El resultado es una obra paródica que alcanza la singularidad a través de la extrañeza ofensiva de su humor, un humor en el que conviven ítems tan incorrectos como la violencia de género, la pederastia, la escatología y el incesto (ese delicioso epílogo), todo aliñado con gore pesetero y desmadrado y unas pequeñas e inevitables dosis de erotismo. El cóctel, tan exagerado y agresivo como suena, no siempre resulta efectivo: también hay, por desgracia, muchos gags que se quedan a medio camino o que resultan directamente inefectivos. Lo que prevalece, en cualquier caso, es el brío y el aliento libertario de un cine que, como el del primer John Waters (salvando las distancias correspondientes, el autor de Pecker jugaba en una liga bastante superior), nace al margen del sistema y con el fin de chotearse de ese otro cine burgués esencialmente encorsetado.

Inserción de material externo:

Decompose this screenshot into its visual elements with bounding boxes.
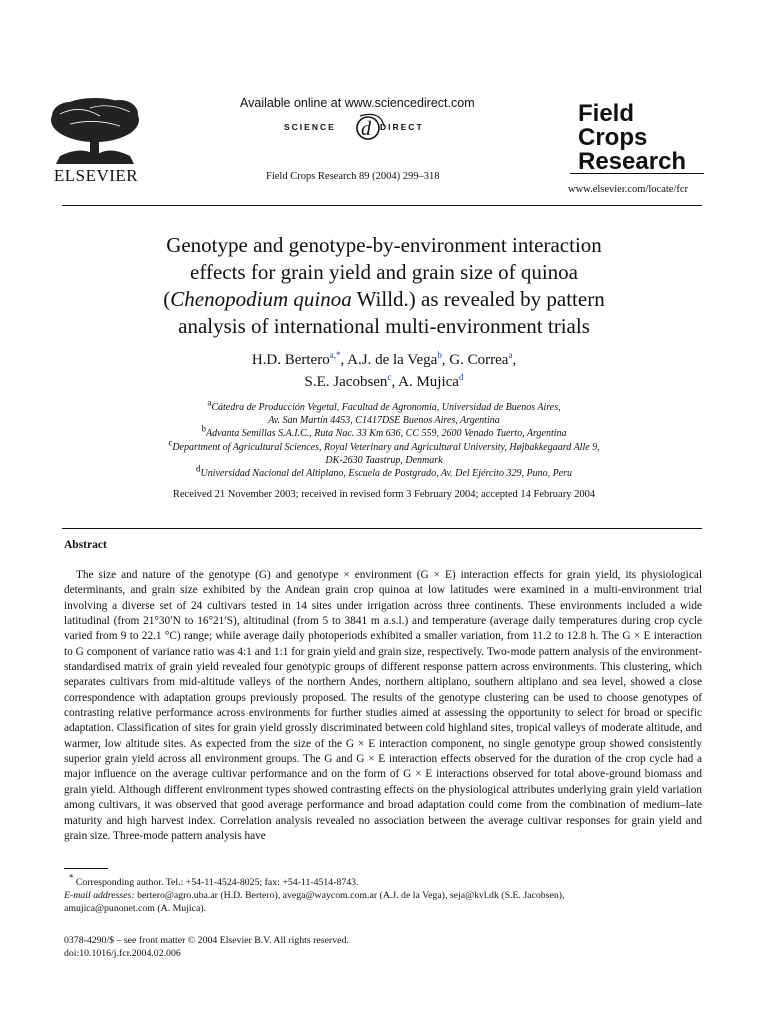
author-affiliation-mark[interactable]: b xyxy=(437,350,442,360)
front-matter xyxy=(64,934,349,960)
footnote-rule xyxy=(64,868,108,869)
author-affiliation-mark[interactable]: a,* xyxy=(329,350,341,360)
affiliation-line: DK-2630 Taastrup, Denmark xyxy=(325,454,443,466)
author-affiliation-mark[interactable]: d xyxy=(458,372,464,382)
author-affiliation-mark[interactable]: c xyxy=(387,372,392,382)
journal-title xyxy=(578,102,708,174)
author-name[interactable]: G. Correa xyxy=(449,352,509,368)
corresponding-mark: * xyxy=(68,872,74,883)
svg-text:d: d xyxy=(361,118,371,140)
email-addresses[interactable]: bertero@agro.uba.ar (H.D. Bertero), avega@waycom.com.ar (A.J. de la Vega), seja@kvl.dk (S.E. Jacobsen), xyxy=(137,890,565,901)
affiliation-mark: c xyxy=(168,437,173,448)
email-note-cont[interactable]: amujica@punonet.com (A. Mujica). xyxy=(64,903,207,914)
paper-title xyxy=(90,232,678,340)
received-dates: Received 21 November 2003; received in revised form 3 February 2004; accepted 14 February 2004 xyxy=(172,489,596,500)
journal-title-line: Research xyxy=(578,148,687,175)
email-note xyxy=(64,889,702,902)
affiliation-mark: b xyxy=(201,424,206,435)
abstract-text xyxy=(64,568,702,844)
title-line: (Chenopodium quinoa Willd.) as revealed by pattern xyxy=(163,287,605,311)
affiliation-line: $^a$Cátedra de Producción Vegetal, Facultad de Agronomía, Universidad de Buenos Aires, xyxy=(207,397,561,413)
journal-title-rule xyxy=(570,173,704,174)
copyright-line: 0378-4290/$ – see front matter © 2004 Elsevier B.V. All rights reserved. xyxy=(64,935,349,946)
title-line: analysis of international multi-environment trials xyxy=(178,314,590,338)
journal-title-line: Crops xyxy=(578,124,648,151)
sciencedirect-right-word: DIRECT xyxy=(380,122,424,132)
corresponding-text: Corresponding author. Tel.: +54-11-4524-8025; fax: +54-11-4514-8743. xyxy=(75,877,359,888)
affiliation-mark: a xyxy=(207,397,212,408)
abstract-heading: Abstract xyxy=(64,539,107,551)
abstract-top-rule xyxy=(62,528,702,529)
species-name: Chenopodium quinoa xyxy=(170,287,352,311)
journal-url-link[interactable]: www.elsevier.com/locate/fcr xyxy=(568,184,689,195)
affiliation-line: $^c$Department of Agricultural Sciences, Royal Veterinary and Agricultural University, Højbakkegaard Alle 9, xyxy=(168,437,600,453)
author-affiliation-mark[interactable]: a xyxy=(508,350,513,360)
author-name[interactable]: A. Mujica xyxy=(398,374,459,390)
affiliation-line: $^b$Advanta Semillas S.A.I.C., Ruta Nac. 33 Km 636, CC 559, 2600 Venado Tuerto, Argentina xyxy=(201,424,567,440)
sciencedirect-left-word: SCIENCE xyxy=(284,122,336,132)
publisher-wordmark: ELSEVIER xyxy=(53,166,139,185)
authors-line: H.D. Bertero$^{a,*}$, A.J. de la Vega$^b$, G. Correa$^a$, xyxy=(251,350,517,368)
header-divider xyxy=(62,205,702,206)
available-online-text[interactable]: Available online at www.sciencedirect.com xyxy=(240,96,475,110)
title-line: effects for grain yield and grain size of quinoa xyxy=(190,260,578,284)
author-name[interactable]: S.E. Jacobsen xyxy=(304,374,388,390)
journal-title-line: Field xyxy=(578,100,635,127)
author-name[interactable]: A.J. de la Vega xyxy=(347,352,438,368)
title-line: Genotype and genotype-by-environment interaction xyxy=(166,233,602,257)
abstract-paragraph: The size and nature of the genotype (G) and genotype × environment (G × E) interaction effects for grain yield, its physiological determinants, and grain size exhibited by the Andean grain crop quinoa at low latitudes were examined in a multi-environment trial involving a diverse set of 24 cultivars tested in 14 sites under irrigation across three continents. These environments included a wide latitudinal (from 21°30′N to 16°21′S), altitudinal (from 5 to 3841 m a.s.l.) and temperature (average daily temperatures during crop cycle varied from 9 to 22.1 °C) range; while average daily photoperiods exhibited a smaller variation, from 11.2 to 12.8 h. The G × E interaction to G component of variance ratio was 4:1 and 1:1 for grain yield and grain size, respectively. Two-mode pattern analysis of the environment-standardised matrix of grain yield revealed four genotypic groups of different response pattern across environments. This clustering, which separates cultivars from mid-altitude valleys of the northern Andes, northern altiplano, southern altiplano and sea level, showed a close correspondence with adaptation groups previously proposed. The results of the genotype clustering can be used to choose genotypes of contrasting relative performance across environments for further studies aimed at assessing the opportunity to select for broad or specific adaptation. Classification of sites for grain yield grossly discriminated between cold highland sites, tropical valleys of moderate altitude, and warmer, low altitude sites. As expected from the size of the G × E interaction component, no single genotype group showed consistently superior grain yield across all environment groups. The G and G × E interaction effects observed for the duration of the crop cycle had a major influence on the average cultivar performance and on the form of G × E interactions observed for total above-ground biomass and grain yield. Although different environment types showed contrasting effects on the physiological attributes underlying grain yield variation among cultivars, it was observed that good average performance and broad adaptation could come from the combination of medium–late maturity and high harvest index. Correlation analysis revealed no association between the average cultivar responses for grain yield and grain size. Three-mode pattern analysis have xyxy=(64,569,702,842)
journal-reference: Field Crops Research 89 (2004) 299–318 xyxy=(266,171,440,182)
corresponding-author-note xyxy=(64,872,702,889)
author-name[interactable]: H.D. Bertero xyxy=(251,352,330,368)
doi-line[interactable]: doi:10.1016/j.fcr.2004.02.006 xyxy=(64,948,181,959)
affiliation-line: $^d$Universidad Nacional del Altiplano, Escuela de Postgrado, Av. Del Ejército 329, Puno, Peru xyxy=(195,463,573,479)
affiliation-mark: d xyxy=(195,463,201,474)
affiliation-line: Av. San Martín 4453, C1417DSE Buenos Aires, Argentina xyxy=(268,415,500,427)
email-label: E-mail addresses: xyxy=(64,890,135,901)
authors-line: S.E. Jacobsen$^c$, A. Mujica$^d$ xyxy=(304,372,464,390)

En Tromeo y Julieta —desvergonzada y libérrima celebración de la chorrada y la provocación gratuita—, la poética de Gunn se fusiona con la de Kaufman en un ejercicio de cine ‹trash› (lleno de autoguiños) que, ocasionalmente, deja perlas de negro humor absurdo bastante perturbadoras (los niños jugando con la cabeza de un decapitado o los sueños de Julieta, donde se mezclan penes mutantes y ratas saliendo del vientre de una embarazada). Es, en definitiva, el debut de alguien perfectamente tronado que, eso sí, aún andaba a la búsqueda de esa sutileza discursiva que derivaría en subversión en sus siguientes trabajos. ¿Habrá alcanzado dicha subversión —o al menos parte de la anómala sensibilidad del cineasta— también a la ‹space opera› de los Guardianes de la Galaxia? Habrá que acercarse a las salas para comprobarlo.